Sathya Olive Company founders Tanuja and Keith Sanders.

But another problem loomed.

“Because we were on a farm that only had single-phase power supply, we were restricted to using pumps that can run on single-phase power,” Sanders said. “To grow, we needed even bigger pumps.”

They approached Western Power to see if the property’s power supply could be upgraded to three phase and were shocked when they received a $500,000 quote. 

So they began to brainstorm alternatives with their electrical engineering colleagues.

“We came up with a method by which we applied variable speed drives to convert the single-phase power supply to three phase,” Sanders said. “That enabled us to run a three-phase motor from a single-phase input.”

As a result, Sanders has been able to scale up production without compromising her precise fertigation process.

“I’ve learned as a project manager that to create a sustainable operational model, you have to give before you get,” she said. 

“So we give a lot of love and attention to the trees.”

The production of the oil is undertaken just as carefully: the olives are stored in shallow bins to prevent bruising, then cold pressed within six hours of being picked.

Among the awards won by Sathya’s olive oil are a gold medal in the 2019 Los Angeles International Extra Virgin Olive Oil competition and a trophy at the 2019 Australian International Olive Awards.

“To create a sustainable operational model, you have to give before you get. So we give a lot of love and attention to the trees.”
Tanuja Sanders

Worth bottling

Sathya’s founders now have their sights set on export markets. 

To compete with the big players, the business will need to transition from manual bottling to automation.

“The challenge now is to come up with a bottling methodology that prevents cross contamination,” Sanders said. 

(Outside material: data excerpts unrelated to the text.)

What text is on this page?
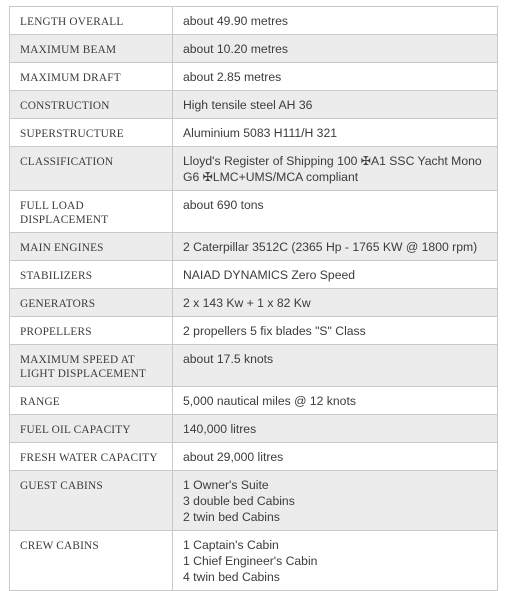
LENGTH OVERALL	about 49.90 metres

MAXIMUM BEAM	about 10.20 metres

MAXIMUM DRAFT	about 2.85 metres

CONSTRUCTION	High tensile steel AH 36

SUPERSTRUCTURE	Aluminium 5083 H111/H 321

CLASSIFICATION	Lloyd's Register of Shipping 100 ✠A1 SSC Yacht Mono G6 ✠LMC+UMS/MCA compliant

FULL LOAD DISPLACEMENT	about 690 tons

MAIN ENGINES	2 Caterpillar 3512C (2365 Hp - 1765 KW @ 1800 rpm)

STABILIZERS	NAIAD DYNAMICS Zero Speed

GENERATORS	2 x 143 Kw + 1 x 82 Kw

PROPELLERS	2 propellers 5 fix blades "S" Class

MAXIMUM SPEED AT LIGHT DISPLACEMENT	about 17.5 knots

RANGE	5,000 nautical miles @ 12 knots

FUEL OIL CAPACITY	140,000 litres

FRESH WATER CAPACITY	about 29,000 litres

GUEST CABINS	1 Owner's Suite
3 double bed Cabins
2 twin bed Cabins

CREW CABINS	1 Captain's Cabin
1 Chief Engineer's Cabin
4 twin bed Cabins
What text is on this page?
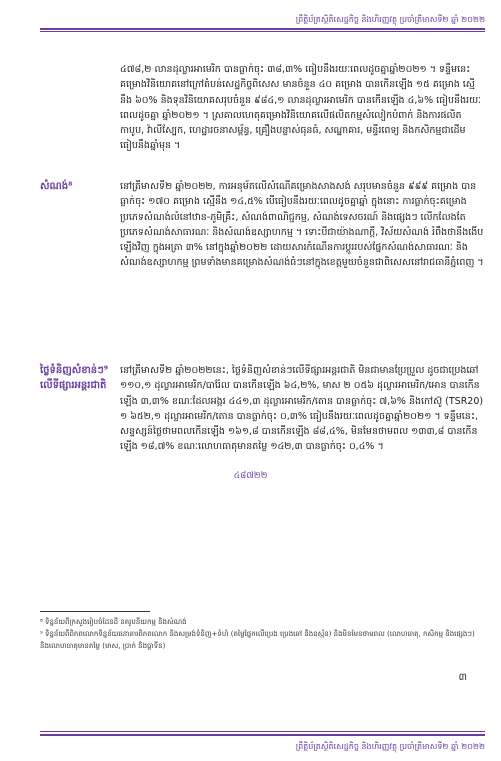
ព្រឹត្តិប័ត្រស្ថិតិសេដ្ឋកិច្ច និងហិរញ្ញវត្ថុ ប្រចាំត្រីមាសទី២ ឆ្នាំ ២០២២
៤៧៨,២ លានដុល្លារអាមេរិក បានធ្លាក់ចុះ ៣៨,៣% ធៀបនឹងរយៈពេលដូចគ្នាឆ្នាំ២០២១ ។ ទន្ទឹមនេះ គម្រោងវិនិយោគនៅក្រៅតំបន់សេដ្ឋកិច្ចពិសេស មានចំនួន ៤០ គម្រោង បានកើនឡើង ១៥ គម្រោង ស្មើនឹង ៦០% និងទុនវិនិយោគសរុបចំនួន ៩៨៤,១ លានដុល្លារអាមេរិក បានកើនឡើង ៤,៦% ធៀបនឹងរយៈពេលដូចគ្នា ឆ្នាំ២០២១ ។ ស្រគាលហេតុគម្រោងវិនិយោគលើផលិតកម្មសំលៀកបំពាក់ និងការផលិតកាបូប, វ៉ាលីស្បែក, ហេដ្ឋារចនាសម្ព័ន្ធ, គ្រឿងបន្លាស់ធុនធំ, សណ្ឋាគារ, មន្ទីរពេទ្យ និងកសិកម្មជាដើម ធៀបនឹងឆ្នាំមុន ។
សំណង់⁸	នៅត្រីមាសទី២ ឆ្នាំ២០២២, ការអនុម័តលើសំណើគម្រោងសាងសង់ សរុបមានចំនួន ៩៩៩ គម្រោង បានធ្លាក់ចុះ ១៧០ គម្រោង ស្មើនឹង ១៤,៥% បើធៀបនឹងរយៈពេលដូចគ្នាឆ្នាំ ក្នុងនោះ ការធ្លាក់ចុះគម្រោងប្រភេទសំណង់លំនៅឋាន-ភូមិគ្រឹះ, សំណង់ពាណិជ្ជកម្ម, សំណង់ទេសចរណ៍ និងផ្សេងៗ លើកលែងតែប្រភេទសំណង់សាធារណៈ និងសំណង់ឧស្សាហកម្ម ។ ទោះបីជាយ៉ាងណាក្តី, វិស័យសំណង់ រំពឹងថានឹងងើបឡើងវិញ ក្នុងអត្រា ៣% នៅក្នុងឆ្នាំ២០២២ ដោយសារកំណើនការប្តូររបស់ផ្នែកសំណង់សាធារណៈ និងសំណង់ឧស្សាហកម្ម ព្រមទាំងមានគម្រោងសំណង់ធំៗនៅក្នុងខេត្តមួយចំនួនជាពិសេសនៅរាជធានីភ្នំពេញ ។
ថ្លៃទំនិញសំខាន់ៗ⁹ លើទីផ្សារអន្តរជាតិ
នៅត្រីមាសទី២ ឆ្នាំ២០២២នេះ, ថ្លៃទំនិញសំខាន់ៗលើទីផ្សារអន្តរជាតិ មិនជាមានប្រែប្រួល ដូចជាប្រេងឆៅ ១១០,១ ដុល្លារអាមេរិក/បារ៉ែល បានកើនឡើង ៦៤,២%, មាស ២ ០៥៦ ដុល្លារអាមេរិក/អោន បានកើនឡើង ៣,៣% ខណៈដែលអង្ករ ៤៤១,៣ ដុល្លារអាមេរិក/តោន បានធ្លាក់ចុះ ៧,៦% និងកៅស៊ូ (TSR20) ១ ៦៥២,១ ដុល្លារអាមេរិក/តោន បានធ្លាក់ចុះ ០,៣% ធៀបនឹងរយៈពេលដូចគ្នាឆ្នាំ២០២១ ។ ទន្ទឹមនេះ, សន្ទស្សន៍ថ្លៃថាមពលកើនឡើង ១៦១,៨ បានកើនឡើង ៨៨,៤%, មិនមែនថាមពល ១៣៣,៨ បានកើនឡើង ១៨,៧% ខណៈលោហធាតុមានតម្លៃ ១៤២,៣ បានធ្លាក់ចុះ ០,៤% ។
៤៨៧២២
⁸ ទិន្នន័យពីក្រសួងរៀបចំដែនដី នគរូបនីយកម្ម និងសំណង់
⁹ ទិន្នន័យពីពិភពលោកទិន្នន័យធនាគារពិភពលោក និងសម្រង់ទំនិញ+ទំហំ (តម្លៃផ្នែកលើប្រេង ប្រេងឆៅ និងឧស្ម័ន) និងមិនមែនថាមពល (លោហធាតុ, កសិកម្ម និងផ្សេងៗ) និងលោហធាតុមានតម្លៃ (មាស, ប្រាក់ និងប្លាទីន)
៣
ព្រឹត្តិប័ត្រស្ថិតិសេដ្ឋកិច្ច និងហិរញ្ញវត្ថុ ប្រចាំត្រីមាសទី២ ឆ្នាំ ២០២២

“Automated bottling is nothing new, but there is no bottling system that is designed to be used for multiple varieties of infused oils without wasting too much oil in flushing lines.”

One option is simply to purchase a bottling machine for each variety of oil the company produces. 

“But we can’t justify that cost right now,” Sanders said.

Instead, she hopes engineering ingenuity will once again help the Sathya Olive Company gain a competitive advantage.

“If anyone out there in the engineering community can design a method that works, we would love to hear from them,” she said.